One thing which is always interesting for people who come to India and want to get to know the culture is the concept of arranged marriages. When we had the participants of our Ayurveda Yoga Holiday here at the Ashram this time, there were also several conversations and discussions on this topic. People ask a lot, they just cannot imagine how it really happens in this modern time and we try to explain them how it works – and often also does not work.
I already said before that in the west the statistics of marriage show low success while in India they show high success. The question is however what the parameters of a successful marriage are. If it is only about not getting divorced, India may be more successful. I am not so sure however if the parameters were a loving relationship and an enjoyable time together. When a guest wonders how so many people stay together with their partners even though they are not happy with each other, I give them the example of some old people in Germany.

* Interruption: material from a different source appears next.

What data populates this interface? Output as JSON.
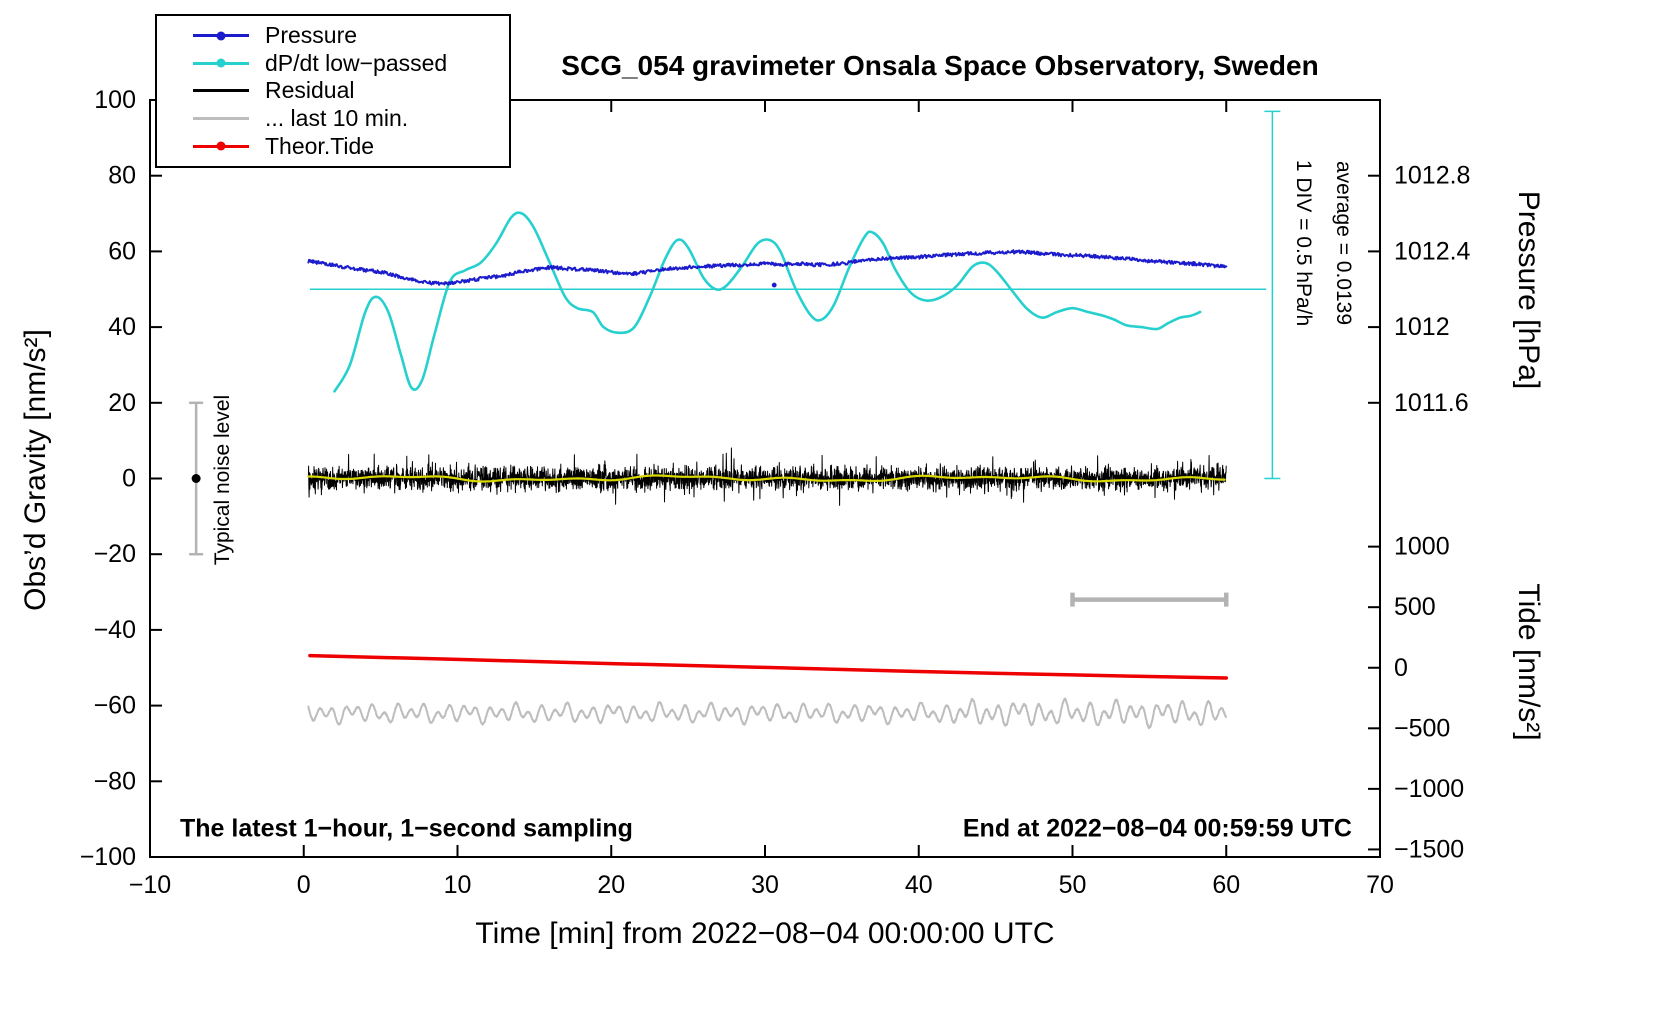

I have heard of married couples, both persons about 80 years old, who have been fighting for the past 50 years but have not got separated or divorced. It is thus understandable if similar things happen in India, isn’t it?
We can see it all the time in our surroundings. An arranged marriage starts with joy and happiness. It is the biggest day in the life of a man or a woman. They meet each other, not knowing who the other one is but excited about going to spend life together with this person. They have their first time with each other – maybe the first time at all for one or both of them. They go on a honeymoon and their physical relation is quite intense. It is a dreamtime and they love it.
Slowly however they get back to reality. The wife gets used to living in her in-laws’ home. Husband and wife notice differences in their choices, in their priorities, in their nature, in their thinking process – and if there are bigger differences, it gets difficult to cope. For those who are lucky, there are not as many differences. Those who are unlucky get problems. It is just like a lottery – you are lucky or you are unlucky, chances are fifty-fifty. As I said, by marriage you get a place in the other person’s life but the question remains if you get a place in his or her heart. That cannot be arranged!
I agree, there are marriages that don’t work out in every country and culture. Arranged marriage however is, in my eyes, creating unhappiness for those two individuals. So how come the numbers show so many more successful marriages here, where they are arranged? The fact that actually changes the figures is that divorce is simply not an acceptable concept in our culture and country. People just don’t do it.
They are unhappy, they don’t agree with each other, they fight every day, they run away from each other to other family members but in the end they get back together, live together in one house and even make the effort to cover it all up in front of others. They won’t get divorced though. Only very rarely couples do. The rest stays where they are and puts up with daily problems. They just do – and increase one more in the number of ‘successful marriages’.